Contam–se nos dedos os criadores e proprietários sul–americanos que já tiveram animais correndo ou mesmo vendidos nos USA, de modo que a possibilidade de integrar cavalos latino–americanos com o gigantesco mercado americano é, há décadas, a meta mais desejada para os turfistas desta parte do continente.
Pois a partir deste ano, este objetivo estará mais perto de se tornar uma grande realidade.
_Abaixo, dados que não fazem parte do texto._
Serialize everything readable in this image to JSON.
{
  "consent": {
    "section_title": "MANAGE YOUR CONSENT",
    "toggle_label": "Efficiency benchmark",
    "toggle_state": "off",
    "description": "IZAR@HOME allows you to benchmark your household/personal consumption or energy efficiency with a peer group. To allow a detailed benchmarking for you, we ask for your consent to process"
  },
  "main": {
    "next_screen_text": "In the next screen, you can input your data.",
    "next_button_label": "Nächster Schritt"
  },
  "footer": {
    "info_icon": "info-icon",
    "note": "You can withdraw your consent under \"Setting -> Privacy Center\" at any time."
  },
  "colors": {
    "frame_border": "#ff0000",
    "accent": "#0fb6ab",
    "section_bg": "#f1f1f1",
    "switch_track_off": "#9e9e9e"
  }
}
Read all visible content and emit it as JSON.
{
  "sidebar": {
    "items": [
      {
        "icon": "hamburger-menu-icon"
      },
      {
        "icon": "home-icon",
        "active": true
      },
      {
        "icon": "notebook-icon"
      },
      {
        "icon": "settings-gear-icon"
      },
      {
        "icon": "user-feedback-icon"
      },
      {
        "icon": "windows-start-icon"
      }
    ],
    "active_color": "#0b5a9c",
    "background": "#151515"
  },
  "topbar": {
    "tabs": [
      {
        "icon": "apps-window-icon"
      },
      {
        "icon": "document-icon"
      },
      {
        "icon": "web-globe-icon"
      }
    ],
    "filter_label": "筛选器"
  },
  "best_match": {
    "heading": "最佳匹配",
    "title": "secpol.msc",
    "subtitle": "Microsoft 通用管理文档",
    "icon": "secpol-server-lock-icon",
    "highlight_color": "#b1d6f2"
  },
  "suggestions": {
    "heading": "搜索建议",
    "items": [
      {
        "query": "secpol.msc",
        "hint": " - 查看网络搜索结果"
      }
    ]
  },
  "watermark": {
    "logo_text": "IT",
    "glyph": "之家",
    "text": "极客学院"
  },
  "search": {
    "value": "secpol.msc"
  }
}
Depois do estrondoso sucesso da “Pegasus World Cup” – a corrida de cavalos mais cara do mundo – o Grupo Stronach irá promover dia 09 de Dezembro, no hipódromo de Gulfstream Park, em Miami, o Caribbean Classic.
O Caribbean Classic, ou “Clasico del Caribe”, vem sendo disputado desde 1966, reunindo os melhores potros de 08 países da região (Panamá, Venezuela, México, Porto Rico, Colômbia, Republica Dominicana, Trinidad y Tobago e Jamaica), mas esta será a 1ª vez que a tradicional corrida será disputada fora dos países–membros, e, neste caso, num campo neutro, o estupendo Gulfstream Park, maior e mais prestigioso hipódromo da Flórida, inaugurado em 1939 e um dos “grandes” dos USA: já foi palco de nada menos que 3 edições da Breeders´ Cup.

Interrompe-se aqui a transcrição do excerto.